3.2 Arkemheen-Eemland

3.2.1 Kernkwaliteiten

Voor Arkemheen-Eemland zijn in de Nota Ruimte drie kernkwaliteiten aangemerkt. Hiermee worden weliswaar belangrijke landschappelijke kwaliteiten van dit nationale landschap beschreven, maar wordt niet aangegeven wat het gebied zo bijzonder maakt ten opzichte van andere open veenweidegebieden. Daarom onderscheiden wij nog drie extra kernkwaliteiten.
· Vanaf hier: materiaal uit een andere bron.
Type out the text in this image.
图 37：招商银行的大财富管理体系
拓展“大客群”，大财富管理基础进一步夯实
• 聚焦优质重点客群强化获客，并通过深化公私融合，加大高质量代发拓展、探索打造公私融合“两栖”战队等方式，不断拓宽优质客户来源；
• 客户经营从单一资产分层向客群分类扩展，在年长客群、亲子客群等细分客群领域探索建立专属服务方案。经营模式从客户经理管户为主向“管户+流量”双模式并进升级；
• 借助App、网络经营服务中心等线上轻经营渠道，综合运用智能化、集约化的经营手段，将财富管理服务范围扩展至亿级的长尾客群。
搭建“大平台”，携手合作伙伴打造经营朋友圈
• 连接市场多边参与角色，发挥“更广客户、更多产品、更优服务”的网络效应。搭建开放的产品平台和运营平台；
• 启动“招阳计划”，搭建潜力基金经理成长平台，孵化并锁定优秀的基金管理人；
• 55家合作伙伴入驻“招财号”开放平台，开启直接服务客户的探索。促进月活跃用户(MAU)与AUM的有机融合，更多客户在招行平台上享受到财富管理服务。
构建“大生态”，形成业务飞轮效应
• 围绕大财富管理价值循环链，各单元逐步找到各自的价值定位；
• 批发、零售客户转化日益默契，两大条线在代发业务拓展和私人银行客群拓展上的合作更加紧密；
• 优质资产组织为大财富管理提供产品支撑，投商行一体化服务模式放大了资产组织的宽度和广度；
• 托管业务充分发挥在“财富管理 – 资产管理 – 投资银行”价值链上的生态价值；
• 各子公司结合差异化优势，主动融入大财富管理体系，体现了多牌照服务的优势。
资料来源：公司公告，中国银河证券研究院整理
Hieronder zijn ze toegelicht en uitgewerkt in kernwaarden, om meer concrete aanknopingspunten te hebben voor behoud en ontwikkeling van de kernkwaliteiten. De kernwaarden zijn de elementen en structuren in het landschap, waarmee de kernkwaliteiten tot uitdrukking komen.
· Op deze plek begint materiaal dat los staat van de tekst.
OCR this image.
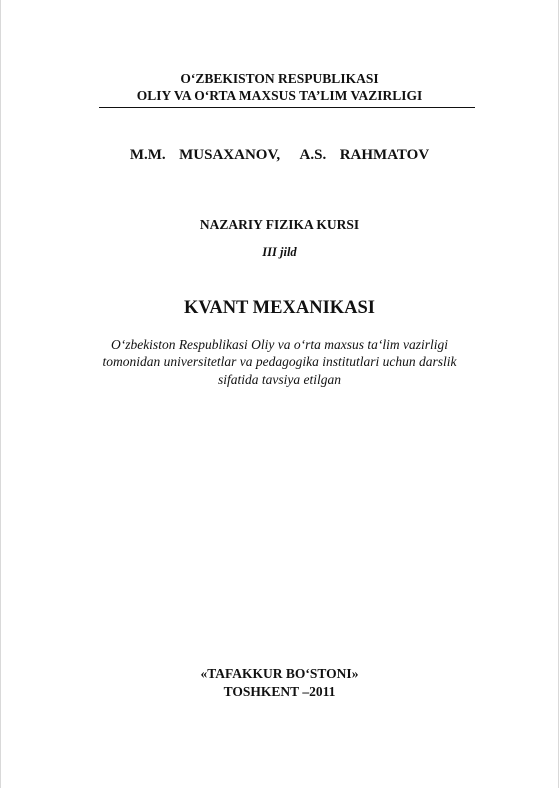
O‘ZBEKISTON RESPUBLIKASI
OLIY VA O‘RTA MAXSUS TA’LIM VAZIRLIGI
M.M.  MUSAXANOV,   A.S.  RAHMATOV
NAZARIY FIZIKA KURSI
III jild
KVANT MEXANIKASI
O‘zbekiston Respublikasi Oliy va o‘rta maxsus ta‘lim vazirligi
tomonidan universitetlar va pedagogika institutlari uchun darslik
sifatida tavsiya etilgan
«TAFAKKUR BO‘STONI»
TOSHKENT –2011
  • extreme openheid: Het open gebied kent op dit moment vrijwel geen bebouwing en evenmin opgaande begroeiing. De beplantingsstructuren zijn grotendeels geconcentreerd rond de bebouwing in het gebied. Door de lage ligging van het gebied is er ooit veen ontstaan. Door het veen, de lage ligging en kwel van de Utrechtse Heuvelrug en Veluwe is de grondwaterstand hoog. De waterstand is van oudsher bepalend voor het grondgebruik. Daarnaast heeft de invloed van de Zuiderzee de lager gelegen delen van de polder eeuwenlang vrijgehouden van bebouwing. Te beschermen en te ontwikkelen kernwaarden zijn: rust, ruimte, openheid, vergezichten, lucht, donkerte, weilanden, en handhaven beperkte aanwezigheid van bebouwing en begroeiing.
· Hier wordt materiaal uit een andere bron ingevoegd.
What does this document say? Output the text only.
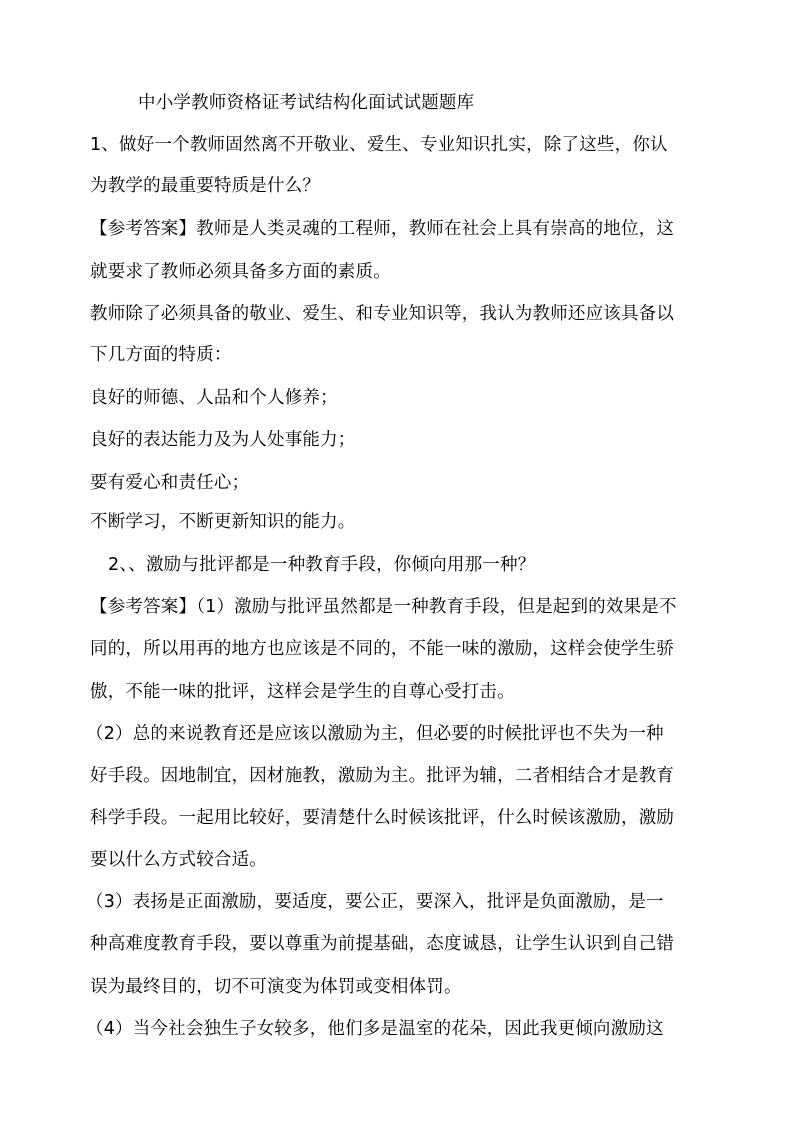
中小学教师资格证考试结构化面试试题题库
1、做好一个教师固然离不开敬业、爱生、专业知识扎实，除了这些，你认
为教学的最重要特质是什么？
【参考答案】教师是人类灵魂的工程师，教师在社会上具有崇高的地位，这
就要求了教师必须具备多方面的素质。
教师除了必须具备的敬业、爱生、和专业知识等，我认为教师还应该具备以
下几方面的特质：
良好的师德、人品和个人修养；
良好的表达能力及为人处事能力；
要有爱心和责任心；
不断学习，不断更新知识的能力。
2、、激励与批评都是一种教育手段，你倾向用那一种？
【参考答案】（1）激励与批评虽然都是一种教育手段，但是起到的效果是不
同的，所以用再的地方也应该是不同的，不能一味的激励，这样会使学生骄
傲，不能一味的批评，这样会是学生的自尊心受打击。
（2）总的来说教育还是应该以激励为主，但必要的时候批评也不失为一种
好手段。因地制宜，因材施教，激励为主。批评为辅，二者相结合才是教育
科学手段。一起用比较好，要清楚什么时候该批评，什么时候该激励，激励
要以什么方式较合适。
（3）表扬是正面激励，要适度，要公正，要深入，批评是负面激励，是一
种高难度教育手段，要以尊重为前提基础，态度诚恳，让学生认识到自己错
误为最终目的，切不可演变为体罚或变相体罚。
（4）当今社会独生子女较多，他们多是温室的花朵，因此我更倾向激励这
  • slagenverkaveling: Het Eemlandse deel heeft een klassieke slagenverkaveling. Deze is ontstaan tijdens de ontginning van het gebied. Het karakter van het gebied kenmerkt zich behalve door het verkavelingspatroon door bebouwingslinten, nu nog goed herkenbaar aan bijvoorbeeld de Wakkerendijk en de Zevenhuizerstraat. Vanaf de dertiende eeuw werd het stroomgebied van de Eem stapsgewijs ontgonnen. Dit ontginningspatroon is nog goed in het landschap terug te zien. Mede gezien de relatie met de occupatie van het gebied zijn de kernen, zoals Eemnes en Bunschoten, van belang. Te beschermen en te ontwikkelen kernwaarden in de Eempolder zijn: langgerekte percelen, vaste afstanden, slotenpatroon, ontginningsassen, lintbebouwing en de herkenbare ontginningen.
  • veenweidekarakter: Het veenweidekarakter wordt ingegeven door het grondgebruik, dat door het water wordt bepaald. In het bijbehorende beeld horen weidegrond met koeien, nattere ruige delen, weidevogels en hoger gelegen watergangen. Te beschermen en te ontwikkelen kernwaarden (naast openheid en slagenverkaveling) zijn: water (sloten, Eem, dijken, hoog waterpeil, gemalen), inversie-landschap (hoger gelegen oude kreken en riviertjes met daar tussen lager gelegen delen wat door gebruik en ontwatering is ingeklonken), weinig verstoorde veenbodem, herkenbare ontginning (deels grillige, deels regelmatige verkaveling met herkenbare veenontginningsrichtingen), hoeven op terpen, en grasland (hoog waterpeil, veenbodem, grondgebonden veehouderij, weidevogels en de kleine zwaan).
  • historie van de Zuiderzee: Het gebied Arkemheen-Eemland is van oorsprong een kustgebied. Tot 75 jaar geleden stond het gebied onder invloed van de Zuiderzee en is daarmee één van de oorzaken voor de extreme openheid. De invloed van de zee is onder andere te herkennen aan de dijken, terpen, oude kreken en ook aan de jonge, buitendijkse aanwas. De geschiedenis van de oude bebouwingskernen, zoals Spakenburg, is rechtstreeks met de Zuiderzee verbonden. Deze relatie wordt verder benadrukt door het feit, dat het gedeelte van de polder Eemland - ten westen van de Eem - buitendijks gebied betreft. Te beschermen en te ontwikkelen kernwaarden zijn: openheid, dijken, wielen, kreken, terpen, gemalen en havens.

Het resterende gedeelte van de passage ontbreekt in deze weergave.